The History of Alabama vs. Missouri: This is a rubber match between these two programs. If this were the World Series, it would be game five. As many of your probably remember — or none of you — Missouri won the first game in the 1968 Gator Bowl, 35-10. Missouri continued its dominance over Bear Bryant and No. 2 Alabama in 1975 in Birmingham, upsetting the ‘Tide 20-7. Of course, we all remember those dominating years of Missouri’s Al Onofrio. Bear Bryant finally got over the Mizzou hump in 1978 with a 38-20 win over Warren Powers’ Tigers in Columbia. The last time these two played was in Missouri’s inaugural SEC season in 2012. Alabama splished and splashed its way to a 42-10 victory at Faurot Field.
So, Who Wins?: Alabama could very well be flat in the first half and Missouri may be a great second half team, but I just don’t see enough speed and depth from the Tigers for me to pick the upset. If I were to pick an upset, it would come after watching Alabama’s exhausting Iron Bowl basketball game played at Bryant-Denny Stadium last week. All those little factors that are present when an upset occurs are glaring this week: 1) Missouri had an extra day of rest, 2) Alabama played a physically and emotionally draining rivalry game and may have trouble coming down from the win.

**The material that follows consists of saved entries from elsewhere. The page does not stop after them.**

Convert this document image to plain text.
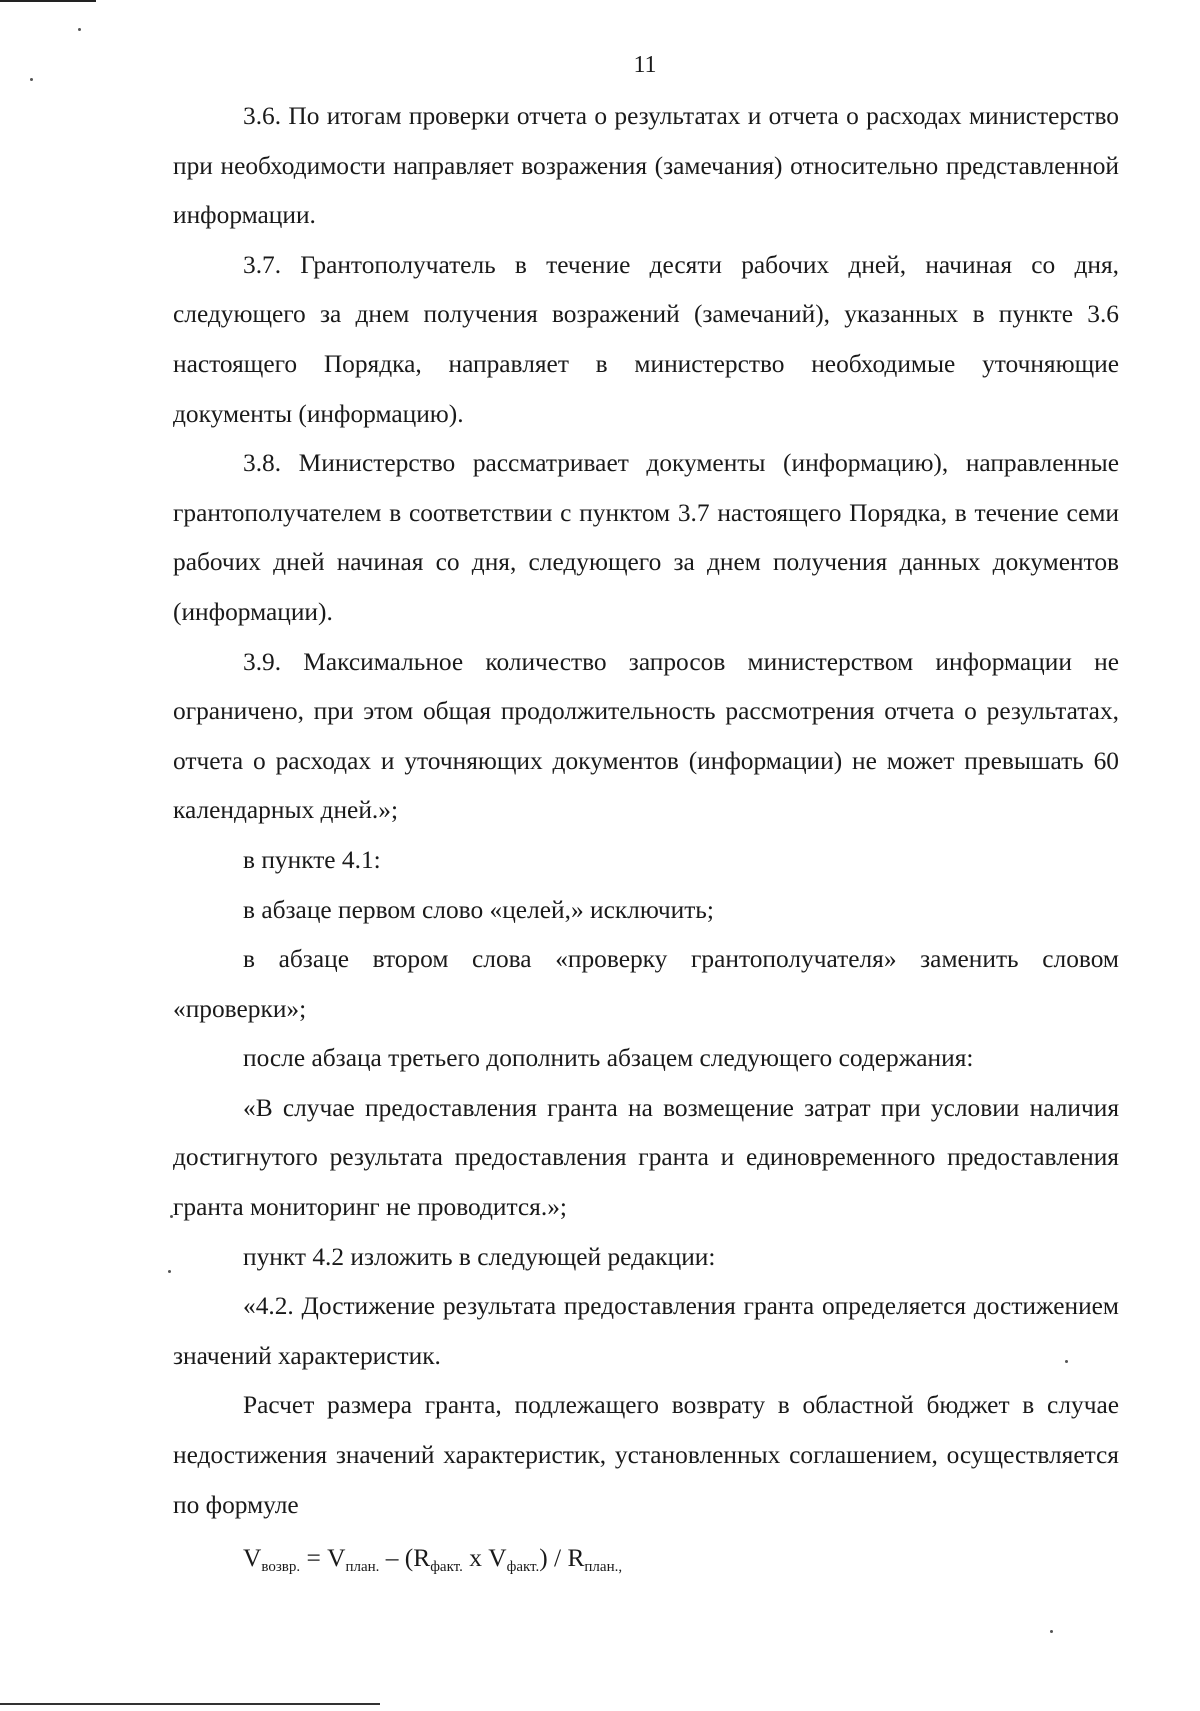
11

3.6. По итогам проверки отчета о результатах и отчета о расходах министерство при необходимости направляет возражения (замечания) относительно представленной информации.

3.7. Грантополучатель в течение десяти рабочих дней, начиная со дня, следующего за днем получения возражений (замечаний), указанных в пункте 3.6 настоящего Порядка, направляет в министерство необходимые уточняющие документы (информацию).

3.8. Министерство рассматривает документы (информацию), направленные грантополучателем в соответствии с пунктом 3.7 настоящего Порядка, в течение семи рабочих дней начиная со дня, следующего за днем получения данных документов (информации).

3.9. Максимальное количество запросов министерством информации не ограничено, при этом общая продолжительность рассмотрения отчета о результатах, отчета о расходах и уточняющих документов (информации) не может превышать 60 календарных дней.»;

в пункте 4.1:

в абзаце первом слово «целей,» исключить;

в абзаце втором слова «проверку грантополучателя» заменить словом «проверки»;

после абзаца третьего дополнить абзацем следующего содержания:

«В случае предоставления гранта на возмещение затрат при условии наличия достигнутого результата предоставления гранта и единовременного предоставления гранта мониторинг не проводится.»;

пункт 4.2 изложить в следующей редакции:

«4.2. Достижение результата предоставления гранта определяется достижением значений характеристик.

Расчет размера гранта, подлежащего возврату в областной бюджет в случае недостижения значений характеристик, установленных соглашением, осуществляется по формуле

$V_{возвр.} = V_{план.} - (R_{факт.}$ х $V_{факт.}) / R_{план.,}$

With all that being said, Alabama is too good to lose this one. They are good enough to beat Missouri like Georgia did earlier in the season and if they come out hot to start the game inside what will look like a domed Bryant-Denny Stadium, the blowout will be on. Alabama wins SEC championship No. 24 and gets ready to play in New Orleans on New Year’s Day.
FINAL SCORE: Alabama 38, Missouri 13
Eric Taylor is a contributor to FBSchedules.com. Follow him on Twitter @EricFromSpfld or contact him via email at Eric.Taylor –at– stadiumjourney –dot– com.
“Weakly”… Very appropriate for the conference…and your writing prowess.
Nosmo…. You so crazy.
Eric, are you too young to know, let alone remember, how many Southeastern Conference championships Bear Bryant won?
No. He win the most. Did I say he’d pass Spurrier for the most? If so, that’s a big typo on my part. Bear Bryant won like 284 conference titles. Well, that’s how many my people in Akabama claim.
Has anyone paid attention to how lack luster Missouri’s schedule and results are? How can they be ranked 16th??? One Quality win, last week at home against unranked Arkansas, that’s it with how their opponents finished the year. Mizzou is the Southeastern East Champions and they lose at HOME to Indiana of the Big Ten that can’t even become bowl eligible with that victory in Columbia. How good is the Southeastern Conference really? Perhaps they’re really not as deep as the evil four letter word (ESPN) would like us to think they are. Is the SEC, Alabama and then the other 13? The four victories by the ACC last week over their SEC opponents I believe just helps further indicate how over rated ESPN’s SEC really is. Alabama may go on and win the National Championship, but this would not say their conference is the best, just that they would be the best. Good Luck to both teams, I really don’t care who wins.